Certo, proprio come avvenuto con gli ultimi lavori dei Cranberries, anche quest’album risulta a tratti un po’ risaputo dal punto di vista musicale, e lontano dall’audacia dei primi anni; eppure, qua e là si riscontrano ancora momenti di grande intensità emotiva, come nella dolce ballata Illusion – in cui la voce sognante di Dolores vibra della medesima sensualità degli anni d’oro – e lo straziante Catch Me If You Can, perfetto esempio della rinnovata capacità del gruppo di fondere, nell’arco del medesimo brano, suggestioni quasi hard rock con un cantato inaspettatamente aggraziato e introspettivo. Allo stesso modo, la title track In the End, brano conclusivo del CD, colpisce per il suo carattere delicato e quasi cantautorale, e per la semplicità straziante di liriche piene di rimpianto, che ne fanno il pezzo forse migliore dell’intero disco: «non è forse strano scoprire, alla fine, come tutto ciò che si sognava non sia affatto quel che si sognava?».

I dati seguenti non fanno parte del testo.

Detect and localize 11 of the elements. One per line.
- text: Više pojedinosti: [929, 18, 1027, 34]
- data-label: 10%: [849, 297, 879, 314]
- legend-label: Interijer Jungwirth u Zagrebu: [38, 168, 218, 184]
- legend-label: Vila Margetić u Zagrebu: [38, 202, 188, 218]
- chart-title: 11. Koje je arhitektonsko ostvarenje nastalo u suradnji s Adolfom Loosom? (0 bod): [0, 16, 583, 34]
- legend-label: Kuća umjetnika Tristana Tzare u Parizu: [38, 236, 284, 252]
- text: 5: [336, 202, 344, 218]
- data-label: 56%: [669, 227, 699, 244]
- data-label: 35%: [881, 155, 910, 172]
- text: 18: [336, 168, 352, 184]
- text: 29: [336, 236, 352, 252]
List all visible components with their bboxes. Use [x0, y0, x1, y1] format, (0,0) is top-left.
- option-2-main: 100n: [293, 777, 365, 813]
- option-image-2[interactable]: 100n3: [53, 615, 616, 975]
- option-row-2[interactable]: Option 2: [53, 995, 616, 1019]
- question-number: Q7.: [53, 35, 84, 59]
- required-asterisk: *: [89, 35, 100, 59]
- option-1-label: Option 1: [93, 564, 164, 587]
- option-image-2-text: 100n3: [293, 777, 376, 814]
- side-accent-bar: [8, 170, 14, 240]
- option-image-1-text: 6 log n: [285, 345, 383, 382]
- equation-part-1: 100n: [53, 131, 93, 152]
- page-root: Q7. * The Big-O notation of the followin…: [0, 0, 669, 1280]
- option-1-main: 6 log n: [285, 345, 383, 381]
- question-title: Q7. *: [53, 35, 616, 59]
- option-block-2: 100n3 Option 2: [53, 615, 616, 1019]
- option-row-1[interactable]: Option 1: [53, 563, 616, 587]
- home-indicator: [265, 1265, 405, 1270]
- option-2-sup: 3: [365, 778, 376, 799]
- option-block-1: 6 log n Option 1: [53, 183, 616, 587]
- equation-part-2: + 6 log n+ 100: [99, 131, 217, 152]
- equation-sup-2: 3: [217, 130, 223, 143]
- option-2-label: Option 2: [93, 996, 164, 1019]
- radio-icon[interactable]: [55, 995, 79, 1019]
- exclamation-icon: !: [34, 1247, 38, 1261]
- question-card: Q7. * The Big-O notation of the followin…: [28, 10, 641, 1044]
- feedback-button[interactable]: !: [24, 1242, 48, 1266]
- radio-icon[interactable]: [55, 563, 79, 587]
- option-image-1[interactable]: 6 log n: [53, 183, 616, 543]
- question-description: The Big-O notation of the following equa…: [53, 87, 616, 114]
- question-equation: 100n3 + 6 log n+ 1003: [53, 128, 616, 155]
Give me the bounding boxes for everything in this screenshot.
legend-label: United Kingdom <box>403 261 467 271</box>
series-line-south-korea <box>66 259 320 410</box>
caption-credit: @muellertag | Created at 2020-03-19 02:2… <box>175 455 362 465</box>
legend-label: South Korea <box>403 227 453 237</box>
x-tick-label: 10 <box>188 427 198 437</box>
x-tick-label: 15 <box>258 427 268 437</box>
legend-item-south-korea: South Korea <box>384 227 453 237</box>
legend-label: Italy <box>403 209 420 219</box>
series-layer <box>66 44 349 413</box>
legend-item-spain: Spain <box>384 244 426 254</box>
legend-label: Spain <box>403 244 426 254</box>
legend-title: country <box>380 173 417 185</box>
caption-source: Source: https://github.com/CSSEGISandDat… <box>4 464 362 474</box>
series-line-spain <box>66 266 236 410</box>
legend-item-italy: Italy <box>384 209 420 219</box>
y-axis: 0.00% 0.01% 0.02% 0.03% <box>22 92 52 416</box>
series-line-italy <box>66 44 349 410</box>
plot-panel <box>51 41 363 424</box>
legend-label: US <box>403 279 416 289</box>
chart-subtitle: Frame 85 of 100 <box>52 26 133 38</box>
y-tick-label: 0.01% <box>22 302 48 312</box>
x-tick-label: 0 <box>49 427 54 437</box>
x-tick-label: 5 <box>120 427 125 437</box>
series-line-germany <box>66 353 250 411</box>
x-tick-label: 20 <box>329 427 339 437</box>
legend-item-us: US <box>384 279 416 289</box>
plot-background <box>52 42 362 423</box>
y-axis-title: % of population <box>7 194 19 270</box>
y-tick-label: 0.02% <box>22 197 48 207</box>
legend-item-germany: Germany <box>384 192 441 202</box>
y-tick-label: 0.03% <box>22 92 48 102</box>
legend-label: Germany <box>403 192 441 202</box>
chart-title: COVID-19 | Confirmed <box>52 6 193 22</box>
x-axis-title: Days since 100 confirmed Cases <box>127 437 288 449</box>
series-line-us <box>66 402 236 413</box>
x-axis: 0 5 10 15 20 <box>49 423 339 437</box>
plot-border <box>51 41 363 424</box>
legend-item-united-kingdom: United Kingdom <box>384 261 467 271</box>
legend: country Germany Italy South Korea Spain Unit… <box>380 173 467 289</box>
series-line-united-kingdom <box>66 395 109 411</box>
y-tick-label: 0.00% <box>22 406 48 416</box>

Così, sebbene In The End non possa forse definirsi come uno sforzo particolarmente originale o ricercato da parte della band, l’onestà e la sincerità che pervadono ognuna delle sue tracce sono sufficienti a farne un addio ideale per una formazione tanto amata dal grande pubblico – un commiato toccante e, soprattutto, privo di alcun autocompiacimento o presunzione; in linea, dopotutto, con le predilezioni e la cifra artistica mostrate da Dolores O’Riordan lungo gli oltre vent’anni di una carriera contraddistinta da una passione e dedizione pressoché assolute verso la propria arte.